Photo by Madison Meyer
Several churches hosted fall festivals last weekend to connect with the community, gathering people from all over Searcy in fall-themed fellowship.
Downtown Church of Christ held their fall festival Oct. 30 from 3-6 p.m. The festivities included horseback rides, trunk-or-treat, hayrides, family pictures, lawn games and a hot dog supper. Jennifer Mills, one of the children’s ministers at Downtown, said Downtown wanted both community members and church members to attend this event, aligning with their mission of being relational disciple-makers. Mills said Downtown specifically advertised to families involved in 100 Families, the community organization that helps families in crisis.
“We believe strongly that families in crisis and families in need will always need community and connection and that they’re going to be more likely to find that in this kind of event than for us to expect them to come and be in our corporate worship,” Mills said. “So for us, relationship evangelism is very important, and we feel like discipling through these relationships will allow people to see Jesus in a fun, safe, family-oriented environment.”
Searcy First United Methodist Church also held their fall festival Oct. 30 from 6-7:30 p.m. This event featured a photo booth, hot dog supper, bounce houses — including an obstacle course and a police-car-shaped bounce house from the Searcy Police Department — and a trunk-or-treat. The top three trunks of the night, voted on by attendees, were awarded gift cards and mums.
Kiki Capps, the children’s ministry director at Searcy First, said it was important to let the community know they care and to make them aware of the opportunities they offer, from a feeding ministry to a discretionary fund to help those struggling with paying their bills.
“We want them to know that we’re here, that we love them,” Capps said. “They don’t have to join our church, but we offer so much. … We just want people to know what we have available for our community. And I think we don’t do everything right. But I think our outreach is a strong thing that we do here at Searcy First. So we just want to make people aware of that.”
Other local churches that planned fall festivals Oct. 30 included West Side Church of Christ and Cloverdale Church of Christ. West Side’s festival featured a potluck, devotional and carnival, while Cloverdale celebrated with a trunk-or-treat, devotional and chili cook-off.

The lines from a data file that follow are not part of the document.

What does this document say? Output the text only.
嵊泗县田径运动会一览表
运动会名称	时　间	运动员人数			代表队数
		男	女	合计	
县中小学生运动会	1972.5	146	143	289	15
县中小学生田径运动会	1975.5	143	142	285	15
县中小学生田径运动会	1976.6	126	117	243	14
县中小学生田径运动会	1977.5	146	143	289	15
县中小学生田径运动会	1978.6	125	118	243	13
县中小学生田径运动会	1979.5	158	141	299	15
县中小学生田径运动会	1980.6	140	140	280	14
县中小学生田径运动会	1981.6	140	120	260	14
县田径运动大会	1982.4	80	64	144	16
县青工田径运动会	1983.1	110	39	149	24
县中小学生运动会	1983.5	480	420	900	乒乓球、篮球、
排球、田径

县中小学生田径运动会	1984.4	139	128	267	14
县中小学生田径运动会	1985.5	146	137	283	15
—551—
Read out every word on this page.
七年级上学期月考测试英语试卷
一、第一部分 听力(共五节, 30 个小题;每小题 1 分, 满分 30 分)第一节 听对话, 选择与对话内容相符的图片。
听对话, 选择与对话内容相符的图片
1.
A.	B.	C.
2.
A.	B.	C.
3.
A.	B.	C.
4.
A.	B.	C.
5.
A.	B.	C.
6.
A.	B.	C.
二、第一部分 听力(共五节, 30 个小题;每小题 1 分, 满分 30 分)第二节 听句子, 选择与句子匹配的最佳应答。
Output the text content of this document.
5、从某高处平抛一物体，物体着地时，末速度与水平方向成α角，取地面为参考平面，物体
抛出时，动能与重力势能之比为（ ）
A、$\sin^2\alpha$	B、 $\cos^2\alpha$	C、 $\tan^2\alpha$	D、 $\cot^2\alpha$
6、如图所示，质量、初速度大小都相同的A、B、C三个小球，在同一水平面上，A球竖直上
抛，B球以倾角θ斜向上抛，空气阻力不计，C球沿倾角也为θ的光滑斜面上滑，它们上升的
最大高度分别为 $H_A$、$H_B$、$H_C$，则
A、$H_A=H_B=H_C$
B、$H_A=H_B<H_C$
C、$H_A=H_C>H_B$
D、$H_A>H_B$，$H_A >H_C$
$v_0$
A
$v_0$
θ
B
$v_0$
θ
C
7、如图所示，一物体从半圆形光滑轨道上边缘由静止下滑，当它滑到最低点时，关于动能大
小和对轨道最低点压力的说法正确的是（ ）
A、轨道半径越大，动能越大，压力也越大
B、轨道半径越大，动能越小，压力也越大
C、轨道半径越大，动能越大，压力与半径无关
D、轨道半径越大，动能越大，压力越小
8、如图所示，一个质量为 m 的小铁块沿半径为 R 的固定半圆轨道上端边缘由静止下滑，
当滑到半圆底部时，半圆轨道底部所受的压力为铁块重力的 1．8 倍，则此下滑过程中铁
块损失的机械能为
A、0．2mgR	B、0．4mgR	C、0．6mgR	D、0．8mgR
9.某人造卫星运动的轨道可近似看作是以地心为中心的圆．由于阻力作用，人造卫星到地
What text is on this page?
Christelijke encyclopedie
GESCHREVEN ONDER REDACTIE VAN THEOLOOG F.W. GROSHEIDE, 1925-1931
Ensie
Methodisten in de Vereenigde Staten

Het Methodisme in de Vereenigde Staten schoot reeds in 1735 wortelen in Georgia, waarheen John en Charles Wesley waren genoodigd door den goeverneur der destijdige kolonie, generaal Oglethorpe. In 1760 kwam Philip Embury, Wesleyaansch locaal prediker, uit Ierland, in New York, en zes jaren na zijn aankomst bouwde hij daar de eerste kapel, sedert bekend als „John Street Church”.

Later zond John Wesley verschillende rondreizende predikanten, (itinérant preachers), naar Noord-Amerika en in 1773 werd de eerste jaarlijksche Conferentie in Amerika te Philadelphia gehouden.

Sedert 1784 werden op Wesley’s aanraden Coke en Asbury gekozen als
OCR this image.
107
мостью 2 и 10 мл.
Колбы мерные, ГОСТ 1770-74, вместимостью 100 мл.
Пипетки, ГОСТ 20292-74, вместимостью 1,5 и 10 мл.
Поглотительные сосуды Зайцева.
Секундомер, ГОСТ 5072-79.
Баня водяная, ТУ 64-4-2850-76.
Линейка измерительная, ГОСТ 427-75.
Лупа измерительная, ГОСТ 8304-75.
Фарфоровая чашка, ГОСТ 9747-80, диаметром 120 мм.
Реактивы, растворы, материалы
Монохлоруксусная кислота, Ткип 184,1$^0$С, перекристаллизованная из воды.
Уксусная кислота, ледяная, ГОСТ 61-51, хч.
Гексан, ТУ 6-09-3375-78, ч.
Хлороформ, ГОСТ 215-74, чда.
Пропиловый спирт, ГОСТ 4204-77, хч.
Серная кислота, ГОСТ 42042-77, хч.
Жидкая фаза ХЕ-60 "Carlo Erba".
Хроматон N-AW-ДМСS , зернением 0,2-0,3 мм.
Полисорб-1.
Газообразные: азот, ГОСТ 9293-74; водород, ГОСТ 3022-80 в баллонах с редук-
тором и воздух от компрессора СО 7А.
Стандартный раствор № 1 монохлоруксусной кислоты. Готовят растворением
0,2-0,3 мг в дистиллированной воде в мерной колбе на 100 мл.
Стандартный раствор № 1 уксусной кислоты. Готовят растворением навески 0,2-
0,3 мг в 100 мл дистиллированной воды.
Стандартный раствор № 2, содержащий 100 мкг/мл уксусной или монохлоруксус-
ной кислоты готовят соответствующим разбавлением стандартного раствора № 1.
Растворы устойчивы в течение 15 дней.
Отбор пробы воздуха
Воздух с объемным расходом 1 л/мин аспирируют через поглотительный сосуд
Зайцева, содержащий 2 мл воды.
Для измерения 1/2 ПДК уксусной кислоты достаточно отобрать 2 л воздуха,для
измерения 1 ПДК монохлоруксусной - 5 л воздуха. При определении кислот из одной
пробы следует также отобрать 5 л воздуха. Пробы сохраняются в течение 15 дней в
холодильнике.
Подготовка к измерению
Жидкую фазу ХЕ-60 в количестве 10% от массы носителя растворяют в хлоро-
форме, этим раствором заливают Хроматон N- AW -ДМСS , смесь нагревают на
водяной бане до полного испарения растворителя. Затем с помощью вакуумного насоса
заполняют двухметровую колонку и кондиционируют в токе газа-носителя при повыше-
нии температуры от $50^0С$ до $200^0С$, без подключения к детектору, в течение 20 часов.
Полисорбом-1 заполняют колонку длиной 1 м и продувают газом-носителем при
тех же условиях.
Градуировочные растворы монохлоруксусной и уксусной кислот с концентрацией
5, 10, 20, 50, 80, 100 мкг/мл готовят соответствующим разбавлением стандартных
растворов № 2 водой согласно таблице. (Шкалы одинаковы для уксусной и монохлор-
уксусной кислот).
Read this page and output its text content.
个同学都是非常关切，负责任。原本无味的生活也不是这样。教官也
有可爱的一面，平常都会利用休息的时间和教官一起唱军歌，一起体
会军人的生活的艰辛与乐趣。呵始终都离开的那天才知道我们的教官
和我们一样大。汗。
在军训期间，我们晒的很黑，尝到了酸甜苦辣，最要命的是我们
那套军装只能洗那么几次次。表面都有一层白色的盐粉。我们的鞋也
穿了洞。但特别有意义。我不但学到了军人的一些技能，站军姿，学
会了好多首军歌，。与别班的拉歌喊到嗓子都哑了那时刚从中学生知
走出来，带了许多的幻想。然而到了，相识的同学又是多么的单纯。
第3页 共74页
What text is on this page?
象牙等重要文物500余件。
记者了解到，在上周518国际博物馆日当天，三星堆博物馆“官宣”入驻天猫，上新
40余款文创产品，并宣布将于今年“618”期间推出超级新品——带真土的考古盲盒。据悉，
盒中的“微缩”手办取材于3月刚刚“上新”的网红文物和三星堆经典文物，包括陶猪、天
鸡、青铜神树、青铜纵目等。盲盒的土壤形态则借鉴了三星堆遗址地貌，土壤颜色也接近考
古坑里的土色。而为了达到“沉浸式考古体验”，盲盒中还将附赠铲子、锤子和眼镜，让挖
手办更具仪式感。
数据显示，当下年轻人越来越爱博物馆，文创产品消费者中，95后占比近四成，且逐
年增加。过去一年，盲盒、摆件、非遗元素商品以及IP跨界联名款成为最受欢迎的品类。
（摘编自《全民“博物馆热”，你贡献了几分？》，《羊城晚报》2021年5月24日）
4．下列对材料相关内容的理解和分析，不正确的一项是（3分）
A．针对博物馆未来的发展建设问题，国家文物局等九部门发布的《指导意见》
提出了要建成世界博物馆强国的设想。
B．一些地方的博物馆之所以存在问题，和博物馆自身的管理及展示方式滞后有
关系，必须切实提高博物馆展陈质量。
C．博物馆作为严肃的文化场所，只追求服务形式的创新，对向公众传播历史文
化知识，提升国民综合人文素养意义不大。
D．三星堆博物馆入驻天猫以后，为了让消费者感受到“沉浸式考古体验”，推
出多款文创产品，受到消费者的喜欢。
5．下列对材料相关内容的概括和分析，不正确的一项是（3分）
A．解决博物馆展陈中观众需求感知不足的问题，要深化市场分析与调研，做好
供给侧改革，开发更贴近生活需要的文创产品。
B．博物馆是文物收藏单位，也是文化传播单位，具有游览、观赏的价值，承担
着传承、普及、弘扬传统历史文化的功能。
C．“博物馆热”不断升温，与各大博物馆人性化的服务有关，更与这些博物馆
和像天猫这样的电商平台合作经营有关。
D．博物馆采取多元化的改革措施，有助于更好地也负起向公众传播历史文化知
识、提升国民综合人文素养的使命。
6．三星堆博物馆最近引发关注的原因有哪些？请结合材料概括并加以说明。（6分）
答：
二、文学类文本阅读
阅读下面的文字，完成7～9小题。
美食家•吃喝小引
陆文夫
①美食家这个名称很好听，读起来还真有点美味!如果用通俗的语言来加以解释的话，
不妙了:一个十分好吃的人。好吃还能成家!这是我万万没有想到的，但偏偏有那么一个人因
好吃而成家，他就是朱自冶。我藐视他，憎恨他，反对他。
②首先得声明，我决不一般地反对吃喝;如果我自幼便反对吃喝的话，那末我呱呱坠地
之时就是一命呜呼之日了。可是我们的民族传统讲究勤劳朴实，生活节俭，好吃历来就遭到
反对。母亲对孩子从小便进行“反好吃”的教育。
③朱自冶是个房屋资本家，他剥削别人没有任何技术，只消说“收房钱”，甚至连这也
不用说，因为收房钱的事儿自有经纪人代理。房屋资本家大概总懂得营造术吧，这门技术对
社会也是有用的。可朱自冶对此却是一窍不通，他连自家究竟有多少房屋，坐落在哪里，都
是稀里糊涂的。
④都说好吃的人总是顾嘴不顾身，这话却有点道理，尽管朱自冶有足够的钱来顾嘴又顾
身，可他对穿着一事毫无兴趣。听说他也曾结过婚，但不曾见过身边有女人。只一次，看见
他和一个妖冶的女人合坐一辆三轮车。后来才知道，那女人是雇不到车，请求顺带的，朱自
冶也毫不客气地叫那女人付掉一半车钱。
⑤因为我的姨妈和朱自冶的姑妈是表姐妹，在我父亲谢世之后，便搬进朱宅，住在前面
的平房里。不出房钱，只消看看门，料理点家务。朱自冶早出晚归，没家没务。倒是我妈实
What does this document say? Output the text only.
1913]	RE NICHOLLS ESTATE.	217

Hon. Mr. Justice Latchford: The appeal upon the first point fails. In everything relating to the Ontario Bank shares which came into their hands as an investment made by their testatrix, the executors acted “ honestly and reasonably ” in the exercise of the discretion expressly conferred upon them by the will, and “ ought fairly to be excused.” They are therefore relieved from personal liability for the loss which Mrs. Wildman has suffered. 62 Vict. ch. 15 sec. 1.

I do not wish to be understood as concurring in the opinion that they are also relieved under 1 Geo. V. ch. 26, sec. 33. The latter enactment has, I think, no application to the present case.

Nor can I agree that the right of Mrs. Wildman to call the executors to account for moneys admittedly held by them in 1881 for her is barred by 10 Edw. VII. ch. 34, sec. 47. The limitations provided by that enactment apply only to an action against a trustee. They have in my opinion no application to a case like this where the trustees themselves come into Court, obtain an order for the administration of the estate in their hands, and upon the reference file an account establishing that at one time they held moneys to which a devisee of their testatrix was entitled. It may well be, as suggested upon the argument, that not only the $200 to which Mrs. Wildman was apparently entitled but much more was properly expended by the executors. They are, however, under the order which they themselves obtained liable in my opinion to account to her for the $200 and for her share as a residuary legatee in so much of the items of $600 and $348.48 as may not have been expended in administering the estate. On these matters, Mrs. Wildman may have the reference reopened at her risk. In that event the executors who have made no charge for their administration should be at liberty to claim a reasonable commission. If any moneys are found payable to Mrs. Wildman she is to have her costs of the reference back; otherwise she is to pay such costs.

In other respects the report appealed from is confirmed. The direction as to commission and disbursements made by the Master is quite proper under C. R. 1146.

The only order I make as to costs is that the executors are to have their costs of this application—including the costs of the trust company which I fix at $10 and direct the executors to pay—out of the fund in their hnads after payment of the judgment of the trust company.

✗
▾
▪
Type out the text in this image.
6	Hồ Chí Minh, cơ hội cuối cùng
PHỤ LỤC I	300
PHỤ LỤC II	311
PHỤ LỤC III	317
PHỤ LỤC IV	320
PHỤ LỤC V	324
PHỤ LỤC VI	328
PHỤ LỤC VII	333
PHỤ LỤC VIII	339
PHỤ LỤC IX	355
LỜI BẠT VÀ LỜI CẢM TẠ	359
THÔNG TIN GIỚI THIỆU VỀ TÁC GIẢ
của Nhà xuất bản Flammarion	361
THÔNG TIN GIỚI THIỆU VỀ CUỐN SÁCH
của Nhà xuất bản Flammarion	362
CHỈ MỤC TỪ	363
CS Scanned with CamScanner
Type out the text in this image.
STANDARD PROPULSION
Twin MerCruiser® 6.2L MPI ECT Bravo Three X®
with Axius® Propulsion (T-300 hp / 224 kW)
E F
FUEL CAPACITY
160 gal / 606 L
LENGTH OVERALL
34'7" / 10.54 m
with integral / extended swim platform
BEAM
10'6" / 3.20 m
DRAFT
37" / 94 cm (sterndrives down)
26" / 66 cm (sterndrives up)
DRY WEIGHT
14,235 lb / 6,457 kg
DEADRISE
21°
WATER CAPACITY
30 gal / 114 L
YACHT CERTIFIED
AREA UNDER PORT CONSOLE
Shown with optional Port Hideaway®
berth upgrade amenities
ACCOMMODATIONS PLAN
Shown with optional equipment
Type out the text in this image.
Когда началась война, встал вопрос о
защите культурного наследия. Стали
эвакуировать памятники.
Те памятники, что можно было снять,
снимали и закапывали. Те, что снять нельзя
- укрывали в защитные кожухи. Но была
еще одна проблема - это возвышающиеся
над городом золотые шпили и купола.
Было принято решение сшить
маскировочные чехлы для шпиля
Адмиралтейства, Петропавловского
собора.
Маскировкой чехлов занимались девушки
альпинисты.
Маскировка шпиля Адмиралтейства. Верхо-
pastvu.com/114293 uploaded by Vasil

First Baptist Church celebrated their annual trunk-or-treat Oct. 31 from 5:30-7:30 p.m., offering hot dogs, chips and drinks in addition to candy. First Baptist member Megan Churchwell said they were able to reach more of the community because of their proximity to downtown Searcy’s “Trick-or-Treat on the Square,” which occurred the same night.
“I know it’s just candy, but we just want to reach kids and reach families and love on them, and this is our way to do that,” Churchwell said. “It gives us a chance to interact with some … that we would never normally get to interact with, just because it’s such a community event that they come out for.”
Churchwell said the trunk-or-treat fell during First Baptist’s outreach week, part of an outline they have been using for their events that they refer to as FLOW, which stands for fellowship, leadership, outreach and worship.
“It’s just kind of really neat how it’s all falling together,” Churchwell said. “It’s all of us trying to be a New Testament church.”
If you missed these fall festivals, you can still attend one this Sunday, Nov. 6, at New Life Church Searcy from 5-7 p.m. The event will include free food, fun and games. The night will conclude with worship around a fire.